Exploiting the three lensed images of the z=7.045 LRD A2744-QSO1 with 22 yr (observer; 2.7 yr rest) delays, the authors test variability using two NIRSpec epochs and multi-epoch NIRCam. Magnification-insensitive EWs of broad Hα and Hβ vary by up to 18±3% and 22±8%, respectively, over 875 d (2.4 yr) in the rest frame, coherently across images. No significant broadband photometric variability is detected beyond ≈0.3 mag systematics, so the EW changes cannot yet be tied to line- versus continuum-driven variability. A DRW model for MBH≈4×10^7 M⊙ matches the sparse sampling, bolstering the AGN interpretation and motivating continued monitoring.

Key figures to inspect

• Figure 1: Compare the prism spectra of images A/B/C across the two NIRSpec epochs; note that the improved reductions now capture the full broad Hα profile, and the continuum-scaled zooms let you judge EW changes independent of magnification.

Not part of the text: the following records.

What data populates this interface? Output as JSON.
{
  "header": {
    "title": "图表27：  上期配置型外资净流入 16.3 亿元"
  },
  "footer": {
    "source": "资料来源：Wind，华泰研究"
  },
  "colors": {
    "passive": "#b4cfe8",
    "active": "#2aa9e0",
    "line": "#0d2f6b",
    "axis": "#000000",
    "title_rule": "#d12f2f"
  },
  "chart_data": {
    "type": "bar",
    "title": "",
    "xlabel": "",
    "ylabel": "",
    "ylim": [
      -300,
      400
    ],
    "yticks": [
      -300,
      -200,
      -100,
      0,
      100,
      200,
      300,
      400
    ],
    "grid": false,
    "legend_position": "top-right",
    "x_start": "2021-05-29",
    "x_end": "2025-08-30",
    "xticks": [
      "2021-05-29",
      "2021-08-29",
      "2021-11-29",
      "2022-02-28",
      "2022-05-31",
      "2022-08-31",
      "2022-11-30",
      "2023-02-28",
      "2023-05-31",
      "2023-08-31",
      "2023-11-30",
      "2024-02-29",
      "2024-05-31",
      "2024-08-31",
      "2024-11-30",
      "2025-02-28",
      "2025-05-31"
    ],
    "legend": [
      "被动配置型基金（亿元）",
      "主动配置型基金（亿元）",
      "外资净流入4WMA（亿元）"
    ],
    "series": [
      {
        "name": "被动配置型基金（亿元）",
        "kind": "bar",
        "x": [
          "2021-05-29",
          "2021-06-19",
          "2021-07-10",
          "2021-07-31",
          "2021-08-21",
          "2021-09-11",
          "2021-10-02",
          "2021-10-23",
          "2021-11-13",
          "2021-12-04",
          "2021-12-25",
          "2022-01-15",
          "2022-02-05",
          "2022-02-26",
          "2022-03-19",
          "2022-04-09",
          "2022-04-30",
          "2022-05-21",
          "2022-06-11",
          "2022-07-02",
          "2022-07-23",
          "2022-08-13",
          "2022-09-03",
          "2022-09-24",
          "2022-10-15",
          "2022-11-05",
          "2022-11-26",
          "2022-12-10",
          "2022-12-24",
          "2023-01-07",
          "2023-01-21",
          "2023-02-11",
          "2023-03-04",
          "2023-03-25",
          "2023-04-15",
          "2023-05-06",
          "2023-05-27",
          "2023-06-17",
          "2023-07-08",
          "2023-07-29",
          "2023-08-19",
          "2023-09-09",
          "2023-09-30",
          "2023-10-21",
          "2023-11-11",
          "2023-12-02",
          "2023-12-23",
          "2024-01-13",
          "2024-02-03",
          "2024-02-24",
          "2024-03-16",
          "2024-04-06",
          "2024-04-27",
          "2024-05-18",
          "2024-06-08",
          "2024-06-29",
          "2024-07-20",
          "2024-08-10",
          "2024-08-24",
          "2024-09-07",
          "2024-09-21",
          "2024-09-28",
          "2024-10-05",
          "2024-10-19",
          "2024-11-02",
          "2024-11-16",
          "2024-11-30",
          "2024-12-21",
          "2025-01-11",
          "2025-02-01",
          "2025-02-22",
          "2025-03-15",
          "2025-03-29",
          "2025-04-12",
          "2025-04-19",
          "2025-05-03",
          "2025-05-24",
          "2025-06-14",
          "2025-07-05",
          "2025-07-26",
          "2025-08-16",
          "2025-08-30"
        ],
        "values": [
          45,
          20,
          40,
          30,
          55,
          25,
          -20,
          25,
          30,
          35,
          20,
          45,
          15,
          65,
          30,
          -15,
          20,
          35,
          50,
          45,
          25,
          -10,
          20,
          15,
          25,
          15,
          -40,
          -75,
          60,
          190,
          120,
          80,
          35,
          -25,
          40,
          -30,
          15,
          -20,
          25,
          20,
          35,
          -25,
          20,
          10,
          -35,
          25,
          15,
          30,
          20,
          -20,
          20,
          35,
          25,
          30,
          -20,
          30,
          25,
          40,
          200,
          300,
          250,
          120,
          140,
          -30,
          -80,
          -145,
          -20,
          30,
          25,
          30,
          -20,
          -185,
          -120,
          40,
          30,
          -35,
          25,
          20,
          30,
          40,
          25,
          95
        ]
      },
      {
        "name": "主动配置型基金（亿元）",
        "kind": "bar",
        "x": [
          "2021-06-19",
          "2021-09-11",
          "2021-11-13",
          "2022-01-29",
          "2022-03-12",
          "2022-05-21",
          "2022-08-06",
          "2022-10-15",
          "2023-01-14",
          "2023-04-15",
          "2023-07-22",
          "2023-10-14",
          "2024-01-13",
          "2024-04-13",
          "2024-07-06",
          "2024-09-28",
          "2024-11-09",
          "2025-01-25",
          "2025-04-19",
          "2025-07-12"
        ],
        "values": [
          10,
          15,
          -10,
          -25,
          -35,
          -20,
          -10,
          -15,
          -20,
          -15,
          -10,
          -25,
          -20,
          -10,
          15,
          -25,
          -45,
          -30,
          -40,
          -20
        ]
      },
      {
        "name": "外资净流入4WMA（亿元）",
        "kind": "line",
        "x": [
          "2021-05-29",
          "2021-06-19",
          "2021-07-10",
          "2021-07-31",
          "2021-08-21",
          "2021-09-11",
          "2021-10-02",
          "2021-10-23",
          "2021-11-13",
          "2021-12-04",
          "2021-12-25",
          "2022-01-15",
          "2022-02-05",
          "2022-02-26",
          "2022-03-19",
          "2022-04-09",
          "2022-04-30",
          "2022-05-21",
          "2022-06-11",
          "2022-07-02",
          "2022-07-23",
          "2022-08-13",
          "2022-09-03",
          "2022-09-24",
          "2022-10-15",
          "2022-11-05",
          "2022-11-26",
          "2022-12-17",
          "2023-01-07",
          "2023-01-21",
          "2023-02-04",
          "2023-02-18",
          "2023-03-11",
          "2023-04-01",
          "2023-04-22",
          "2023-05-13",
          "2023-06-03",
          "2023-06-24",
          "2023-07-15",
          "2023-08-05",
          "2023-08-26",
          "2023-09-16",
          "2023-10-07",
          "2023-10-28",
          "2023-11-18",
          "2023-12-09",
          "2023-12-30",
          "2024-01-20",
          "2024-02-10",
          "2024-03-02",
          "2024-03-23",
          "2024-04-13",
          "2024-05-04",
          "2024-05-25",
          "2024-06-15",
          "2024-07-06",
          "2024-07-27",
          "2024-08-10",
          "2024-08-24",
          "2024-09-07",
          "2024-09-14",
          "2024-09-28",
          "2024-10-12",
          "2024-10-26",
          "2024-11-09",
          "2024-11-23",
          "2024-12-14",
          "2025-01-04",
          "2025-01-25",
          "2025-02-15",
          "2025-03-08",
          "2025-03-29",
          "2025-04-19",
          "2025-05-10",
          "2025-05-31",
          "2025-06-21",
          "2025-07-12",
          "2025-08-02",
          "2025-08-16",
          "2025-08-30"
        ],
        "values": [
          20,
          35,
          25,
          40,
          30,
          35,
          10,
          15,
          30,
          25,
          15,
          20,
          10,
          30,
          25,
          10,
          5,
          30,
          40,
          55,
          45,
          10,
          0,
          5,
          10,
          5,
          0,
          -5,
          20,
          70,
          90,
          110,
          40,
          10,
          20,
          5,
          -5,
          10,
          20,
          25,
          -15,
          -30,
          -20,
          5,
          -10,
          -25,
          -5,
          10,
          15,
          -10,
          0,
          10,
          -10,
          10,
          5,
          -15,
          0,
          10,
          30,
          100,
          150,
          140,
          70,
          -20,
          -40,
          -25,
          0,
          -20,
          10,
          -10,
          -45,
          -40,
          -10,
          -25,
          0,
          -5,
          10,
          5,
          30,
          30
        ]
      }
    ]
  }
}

• Figure 2: Track the rest-frame EW evolution of Hα and Hβ between images (especially C→A), quantifying the ≈18% (Hα) and ≈22% (Hβ) drops over the 875 d rest-frame interval and the consistency between the two Balmer lines.
• Figure 3: Inspect the de-magnified, time-delay–corrected NIRCam light curves (with synthetic NIRSpec photometry) to see that scatter stays within ≈0.3 mag including systematics; also check the flagged lensing/contamination systematics, particularly for image B near a cluster galaxy.
• Figure 4: Examine DRW simulations for MBH≈4×10^7 M⊙ sampled at the actual cadence; the histograms show low probability of >0.3 mag events in F115W/F356W, explaining the nondetection of significant photometric variability.